Peter plainly states there is an instrumental goal of living this way. There’s an ultimate purpose. It’s “so that . . . [unbelievers] may see your good deeds and glorify God on the day of visitation.”
That can only mean one thing: If unbelievers are to praise God on Judgment Day because of your beautiful deeds now, that has to mean God intends to use your life to point them to the ultimate beauty of Christ himself.
How?
Maybe they observed your freedom in Christ, and deep down wished that they experienced that kind of victory and power over enslaving habits?
Maybe they marveled at your joy in the midst of trials, your contentment in the midst of loss, and realized you possessed something ultimate that circumstances couldn’t take away.
Maybe they saw you living generously and taking risks for what you believed, and longed for that kind of hope and confidence to live open-handedly.

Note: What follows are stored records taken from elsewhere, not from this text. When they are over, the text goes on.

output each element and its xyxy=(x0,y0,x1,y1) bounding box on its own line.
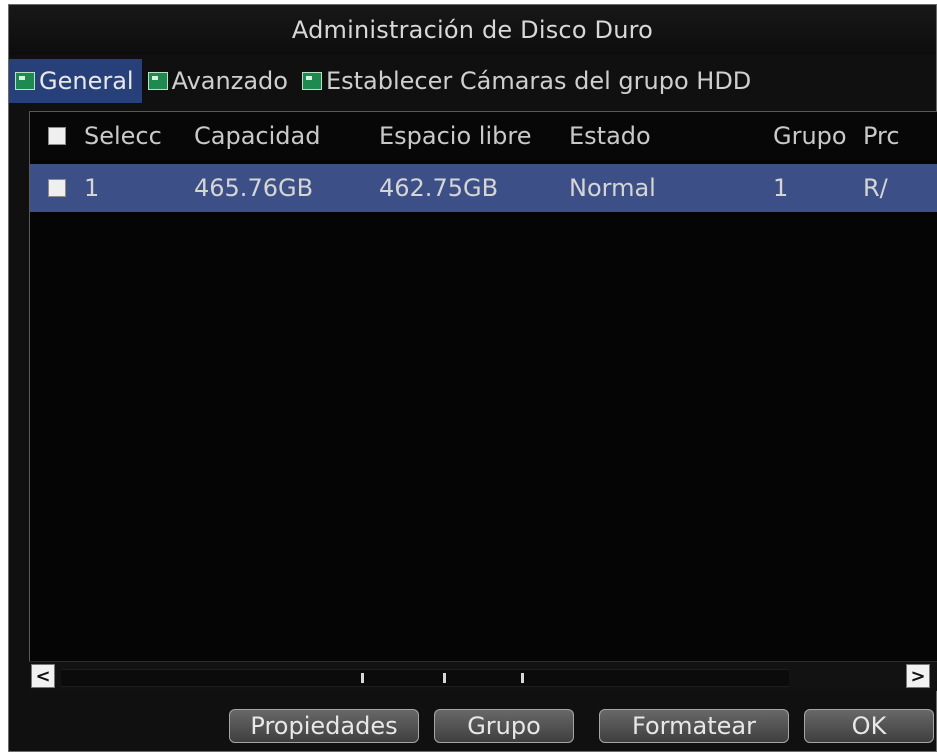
folder-icon xyxy=(301,72,322,90)
properties-button[interactable]: Propiedades xyxy=(229,709,419,743)
column-select-header: Selecc xyxy=(84,122,162,150)
table-header: Selecc Capacidad Espacio libre Estado Gr… xyxy=(30,112,937,160)
tab-advanced[interactable]: Avanzado xyxy=(142,59,296,103)
row-checkbox-cell xyxy=(30,179,84,197)
tab-hdd-cameras-label: Establecer Cámaras del grupo HDD xyxy=(325,67,752,95)
disk-management-dialog: Administración de Disco Duro General Ava… xyxy=(8,4,937,752)
horizontal-scrollbar[interactable]: < > xyxy=(29,661,937,691)
dialog-footer: Propiedades Grupo Formatear OK xyxy=(9,699,936,753)
row-status-value: Normal xyxy=(569,174,656,202)
tab-general-label: General xyxy=(39,67,134,95)
column-property-header: Prc xyxy=(863,122,900,150)
scrollbar-track[interactable] xyxy=(61,669,789,687)
ok-button[interactable]: OK xyxy=(804,709,934,743)
tab-general[interactable]: General xyxy=(9,59,142,103)
scroll-tick xyxy=(443,673,446,683)
row-capacity-value: 465.76GB xyxy=(194,174,314,202)
dialog-title: Administración de Disco Duro xyxy=(9,5,936,55)
column-capacity-header: Capacidad xyxy=(194,122,321,150)
column-status-header: Estado xyxy=(569,122,651,150)
scroll-right-button[interactable]: > xyxy=(906,664,930,688)
group-button[interactable]: Grupo xyxy=(434,709,574,743)
tab-hdd-cameras[interactable]: Establecer Cámaras del grupo HDD xyxy=(296,59,759,103)
disk-table: Selecc Capacidad Espacio libre Estado Gr… xyxy=(29,111,937,691)
row-select-value: 1 xyxy=(84,174,100,202)
table-row[interactable]: 1 465.76GB 462.75GB Normal 1 R/ xyxy=(30,164,937,212)
scroll-tick xyxy=(521,673,524,683)
tab-advanced-label: Avanzado xyxy=(171,67,288,95)
scroll-tick xyxy=(361,673,364,683)
format-button[interactable]: Formatear xyxy=(599,709,789,743)
column-group-header: Grupo xyxy=(773,122,847,150)
row-group-value: 1 xyxy=(773,174,789,202)
select-all-checkbox[interactable] xyxy=(48,127,66,145)
column-free-space-header: Espacio libre xyxy=(379,122,532,150)
row-property-value: R/ xyxy=(863,174,888,202)
row-checkbox[interactable] xyxy=(48,179,66,197)
row-free-space-value: 462.75GB xyxy=(379,174,499,202)
header-select-all-cell xyxy=(30,127,84,145)
scroll-left-button[interactable]: < xyxy=(31,664,55,688)
window-title: Administración de Disco Duro xyxy=(291,16,654,44)
folder-icon xyxy=(15,72,35,90)
tab-bar: General Avanzado Establecer Cámaras del … xyxy=(9,57,936,105)
folder-icon xyxy=(147,72,168,90)
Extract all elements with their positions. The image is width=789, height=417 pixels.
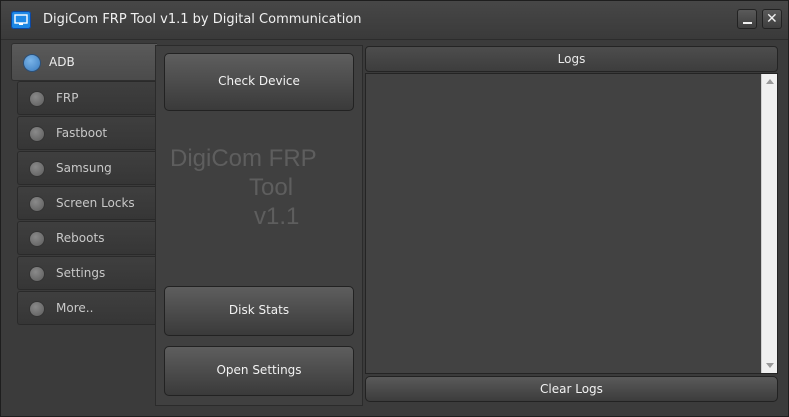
minimize-icon [743,22,752,24]
adb-panel: Check Device DigiCom FRP Tool v1.1 Disk … [155,45,363,406]
tab-fastboot[interactable]: Fastboot [17,116,156,150]
check-device-button[interactable]: Check Device [164,53,354,111]
scroll-up-icon[interactable] [766,79,774,84]
status-dot-icon [30,127,44,141]
remote-desktop-icon [11,11,31,29]
tab-label: Screen Locks [56,196,135,210]
tab-screen-locks[interactable]: Screen Locks [17,186,156,220]
brand-line: DigiCom FRP [170,145,317,172]
tab-label: FRP [56,91,79,105]
sidebar: ADB FRP Fastboot Samsung Screen Locks Re… [11,43,157,325]
tab-label: Reboots [56,231,105,245]
status-dot-icon [30,92,44,106]
window-title: DigiCom FRP Tool v1.1 by Digital Communi… [43,12,362,27]
button-label: Disk Stats [228,303,290,317]
tab-more[interactable]: More.. [17,291,156,325]
app-window: DigiCom FRP Tool v1.1 by Digital Communi… [0,0,789,417]
tab-adb[interactable]: ADB [11,43,157,81]
logs-header: Logs [365,46,778,72]
disk-stats-button[interactable]: Disk Stats [164,286,354,336]
clear-logs-button[interactable]: Clear Logs [365,376,778,402]
tab-label: Fastboot [56,126,108,140]
status-dot-icon [24,55,40,71]
status-dot-icon [30,197,44,211]
button-label: Check Device [218,74,300,88]
minimize-button[interactable] [737,9,757,29]
brand-line: Tool [249,174,294,201]
tab-samsung[interactable]: Samsung [17,151,156,185]
brand-watermark: DigiCom FRP Tool v1.1 [170,144,350,231]
status-dot-icon [30,302,44,316]
tab-reboots[interactable]: Reboots [17,221,156,255]
tab-label: Settings [56,266,106,280]
status-dot-icon [30,162,44,176]
close-button[interactable]: ✕ [762,9,782,29]
brand-line: v1.1 [254,203,300,230]
tab-settings[interactable]: Settings [17,256,156,290]
button-label: Open Settings [216,363,302,377]
tab-label: More.. [56,301,94,315]
status-dot-icon [30,267,44,281]
tab-label: Samsung [56,161,112,175]
close-icon: ✕ [766,11,778,27]
scroll-down-icon[interactable] [766,363,774,368]
title-bar[interactable]: DigiCom FRP Tool v1.1 by Digital Communi… [1,1,788,40]
logs-scrollbar[interactable] [761,74,777,373]
open-settings-button[interactable]: Open Settings [164,346,354,396]
logs-textarea[interactable] [365,73,778,374]
status-dot-icon [30,232,44,246]
tab-frp[interactable]: FRP [17,81,156,115]
tab-label: ADB [49,55,75,69]
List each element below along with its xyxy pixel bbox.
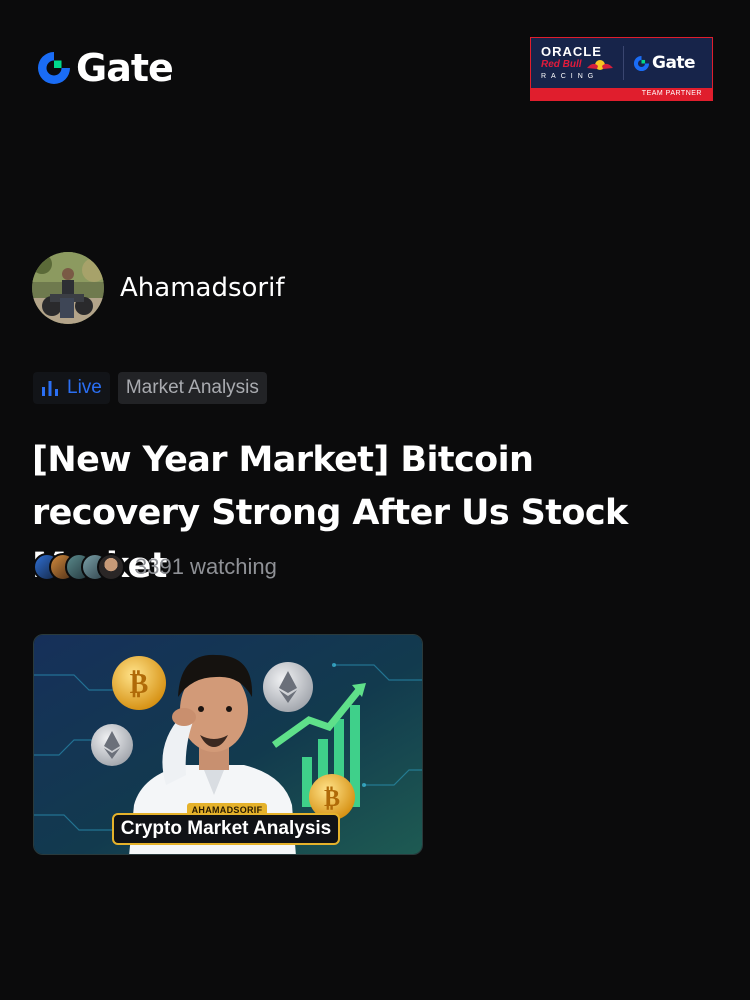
- partner-gate-text: Gate: [652, 53, 696, 73]
- author-name[interactable]: Ahamadsorif: [120, 273, 284, 303]
- thumbnail-badge: AHAMADSORIF Crypto Market Analysis: [112, 803, 340, 845]
- category-tag[interactable]: Market Analysis: [117, 372, 267, 404]
- partner-racing-text: RACING: [541, 73, 599, 80]
- svg-text:₿: ₿: [130, 667, 149, 700]
- avatar-image: [32, 252, 104, 324]
- stream-thumbnail[interactable]: ₿ ₿ AHAMADSORIF Crypto Market Analysis: [33, 634, 423, 855]
- tag-row: Live Market Analysis: [33, 372, 267, 404]
- live-tag[interactable]: Live: [33, 372, 110, 404]
- author-row[interactable]: Ahamadsorif: [32, 252, 284, 324]
- gate-logo[interactable]: Gate: [36, 46, 174, 90]
- gate-logo-icon: [38, 52, 70, 84]
- partner-strip: TEAM PARTNER: [531, 88, 712, 100]
- gate-logo-icon: [633, 55, 650, 71]
- partner-divider: [623, 46, 624, 80]
- category-tag-label: Market Analysis: [125, 377, 259, 398]
- thumbnail-badge-title: Crypto Market Analysis: [112, 813, 340, 845]
- partner-redbull-text: Red Bull: [541, 59, 582, 70]
- bar-chart-icon: [42, 381, 58, 396]
- partner-banner[interactable]: ORACLE Red Bull RACING Gate TEAM PARTNER: [530, 37, 713, 101]
- watching-count: 3391 watching: [135, 554, 277, 579]
- viewer-avatar: [97, 553, 125, 581]
- viewer-avatars: [33, 553, 125, 581]
- live-tag-label: Live: [67, 377, 102, 398]
- avatar[interactable]: [32, 252, 104, 324]
- bull-logo-icon: [587, 60, 613, 70]
- logo-text: Gate: [76, 46, 174, 90]
- partner-gate-logo: Gate: [633, 53, 696, 73]
- partner-oracle-text: ORACLE: [541, 44, 602, 59]
- watching-row: 3391 watching: [33, 553, 277, 581]
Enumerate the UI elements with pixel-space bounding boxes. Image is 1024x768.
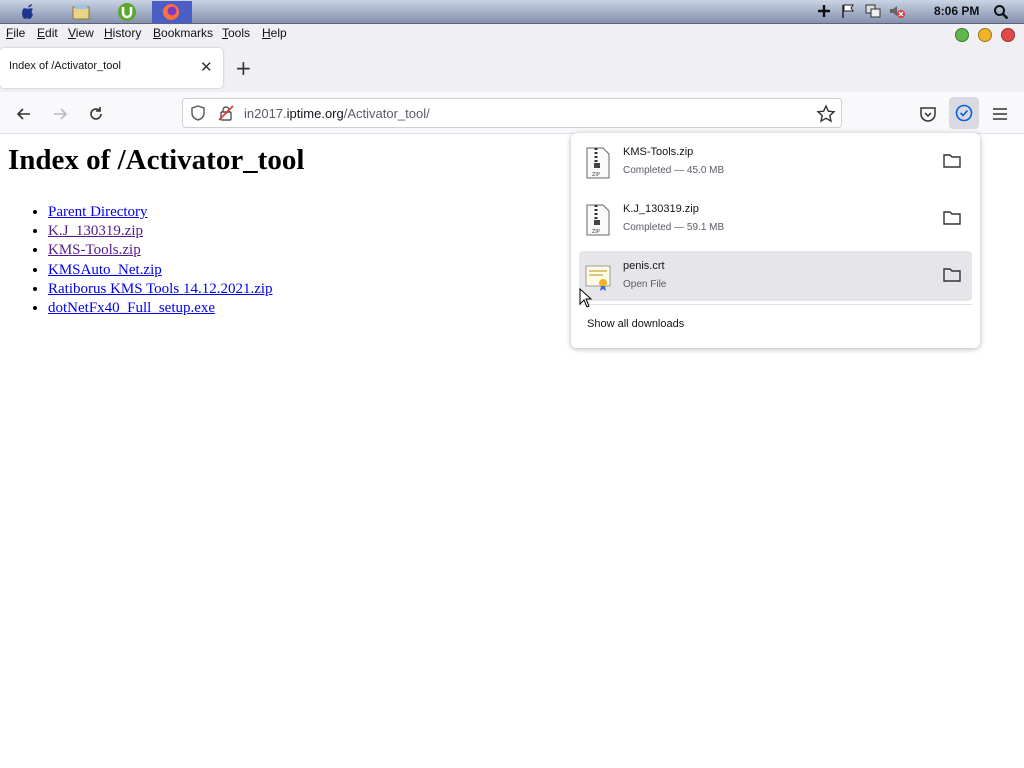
insecure-lock-icon[interactable] — [217, 104, 235, 126]
menu-help[interactable]: Help — [262, 26, 287, 40]
list-item: K.J_130319.zip — [48, 222, 273, 241]
download-name: KMS-Tools.zip — [623, 146, 694, 158]
url-path: /Activator_tool/ — [343, 106, 430, 121]
file-manager-icon[interactable] — [70, 1, 92, 23]
zip-file-icon: ZIP — [586, 147, 610, 179]
network-icon[interactable] — [864, 3, 882, 23]
close-icon[interactable]: ✕ — [200, 58, 213, 76]
link-parent-directory[interactable]: Parent Directory — [48, 204, 148, 220]
link-kmsauto-zip[interactable]: KMSAuto_Net.zip — [48, 262, 162, 278]
tab-active[interactable]: Index of /Activator_tool ✕ — [0, 48, 223, 88]
download-status: Completed — 45.0 MB — [623, 165, 725, 176]
list-item: Ratiborus KMS Tools 14.12.2021.zip — [48, 280, 273, 299]
page-title: Index of /Activator_tool — [8, 144, 305, 176]
url-host: iptime.org — [286, 106, 344, 121]
close-window-button[interactable] — [1001, 28, 1015, 42]
show-all-downloads-button[interactable]: Show all downloads — [587, 318, 684, 330]
new-tab-button[interactable]: + — [235, 58, 252, 78]
menu-bookmarks[interactable]: Bookmarks — [153, 26, 213, 40]
url-text[interactable]: in2017.iptime.org/Activator_tool/ — [244, 106, 430, 121]
download-name: K.J_130319.zip — [623, 203, 699, 215]
svg-text:ZIP: ZIP — [592, 172, 600, 178]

Maybe they heard you critique yourself honestly, or laugh out loud at some idiosyncrasy of your own tribe, and wished they had the ability to be honest about their own brokenness.
Maybe they saw you engaging in radical acts of kindness toward your enemies, and it struck them that Someone was enabling you to love like that.
Maybe they noted that you never exaggerated or misrepresented another’s position when disagreeing, but always stated your opponents’ viewpoints so well they couldn’t have said them better themselves, and they wondered at your integrity.
In summary, maybe they realized they were already learning about the character of a good and gracious God simply by observing the way you carried yourself in good times and in bad. So they came to you and said something like, “You’ve got to tell me how you do this! I know that you have something I don’t have, but I want it.” And then you told them about Jesus. Wouldn’t that be wonderful? Can you imagine what God might do if his Church determined to live that way?
What will you do to live a beautiful life today?